John Lennon made his way back from Hamburg without the other Beatles
After Harrison, McCartney, and Best left Hamburg, Lennon remained for a brief time.
“They were all deported and I was left in Hamburg, playing alone with another group of musicians,” he said in The Beatles Anthology. “It was quite a shattering experience to be in a foreign country, pretty young, left there all on my own. We’d spent our money as we went along. I didn’t have any to spare and being stuck in Hamburg with no food money was no joke especially just around Christmas.”
He left not long after his bandmates did, but he wasn’t sure he would ever see them again. Lennon was afraid he would never make it back to England.
“I was feeling really sorry for myself and it was a pretty hungry business working my way back to Liverpool,” he said, adding, “I had my amp on my back, scared stiff I was going to get it pinched … I was convinced I’d never find England.”
He did not reconnect with his bandmates when he got back to England
Lennon, of course, made it back to Liverpool safely. Still, he didn’t immediately reach out to his bandmates. The experience in Hamburg had been exhausting, so they all remained apart for a time.

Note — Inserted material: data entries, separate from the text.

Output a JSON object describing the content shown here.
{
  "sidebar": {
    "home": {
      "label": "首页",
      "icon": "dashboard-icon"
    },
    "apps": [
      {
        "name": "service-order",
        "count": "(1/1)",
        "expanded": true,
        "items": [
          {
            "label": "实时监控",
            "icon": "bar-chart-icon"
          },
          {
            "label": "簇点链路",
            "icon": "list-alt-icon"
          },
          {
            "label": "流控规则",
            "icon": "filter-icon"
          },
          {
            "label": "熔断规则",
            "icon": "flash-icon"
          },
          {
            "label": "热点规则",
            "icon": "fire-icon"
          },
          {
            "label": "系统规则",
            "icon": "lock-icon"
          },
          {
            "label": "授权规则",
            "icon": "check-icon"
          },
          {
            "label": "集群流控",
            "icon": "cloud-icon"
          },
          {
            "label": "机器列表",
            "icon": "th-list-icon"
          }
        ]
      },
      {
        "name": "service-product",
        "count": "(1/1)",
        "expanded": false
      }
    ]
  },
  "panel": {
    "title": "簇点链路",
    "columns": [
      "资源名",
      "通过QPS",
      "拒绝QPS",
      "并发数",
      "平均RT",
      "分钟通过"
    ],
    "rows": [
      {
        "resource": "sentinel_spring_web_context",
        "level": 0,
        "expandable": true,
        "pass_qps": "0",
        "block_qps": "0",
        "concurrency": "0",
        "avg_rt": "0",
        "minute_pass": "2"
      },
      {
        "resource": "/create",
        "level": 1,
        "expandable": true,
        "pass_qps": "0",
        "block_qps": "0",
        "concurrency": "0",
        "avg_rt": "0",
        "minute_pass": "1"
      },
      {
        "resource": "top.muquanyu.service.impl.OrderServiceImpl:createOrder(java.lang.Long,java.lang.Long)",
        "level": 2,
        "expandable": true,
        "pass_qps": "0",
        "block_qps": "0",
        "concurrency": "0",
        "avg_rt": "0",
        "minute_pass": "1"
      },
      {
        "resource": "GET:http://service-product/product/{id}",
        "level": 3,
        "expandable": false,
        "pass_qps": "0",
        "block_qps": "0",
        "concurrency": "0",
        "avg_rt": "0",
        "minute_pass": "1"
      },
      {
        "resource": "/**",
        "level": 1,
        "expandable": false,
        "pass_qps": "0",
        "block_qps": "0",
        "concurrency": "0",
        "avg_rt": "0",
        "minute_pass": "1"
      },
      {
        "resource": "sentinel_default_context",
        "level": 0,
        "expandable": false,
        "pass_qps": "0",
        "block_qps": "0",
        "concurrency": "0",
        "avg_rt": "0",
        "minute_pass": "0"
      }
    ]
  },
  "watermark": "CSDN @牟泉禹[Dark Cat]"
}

“After Hamburg it wasn’t too good,” McCartney said. “Everyone needed a rest. I expected everyone to be ringing me to discuss what we were doing, but it was all quiet on the Western front. None of us called each other, so I wasn’t so much dejected as puzzled, wondering whether it was going to carry on or if that was the last of it.”
It didn’t take long for Lennon to begin wanting to perform, though.
“Anyway, after a while I got to thinking that we ought to cash in on the Liverpool beat scene,” he said. “Things were really thriving and it seemed a pity to waste the experience we’d got, playing all those hours every night in Hamburg.”
John Lennon realized that Hamburg made The Beatles better musicians
Though some parts of their Hamburg experience were miserable, Lennon acknowledged that it made them better musicians. Crowds reacted to them differently upon their return.
“Suddenly we were a wow,” he said. “Mind you, 70% of the audience thought we were a German wow, but we didn’t care about that. Even in Liverpool, people didn’t know we were from Liverpool. They thought we were from Hamburg. They said, ‘Christ, they speak good English, which we did, of course, being English.”
He realized they were actually good musicians and had grown from their experience in Germany.
“It was that evening that we really came out of our shell and let go,” he said. “We stood there being cheered for the first time. This was when we began to think that we were good. Up to Hamburg we’d thought we were OK, but not good enough. It was only back in Liverpool that we realized the difference and saw what had happened to us while everyone else was playing Cliff Richards s***.”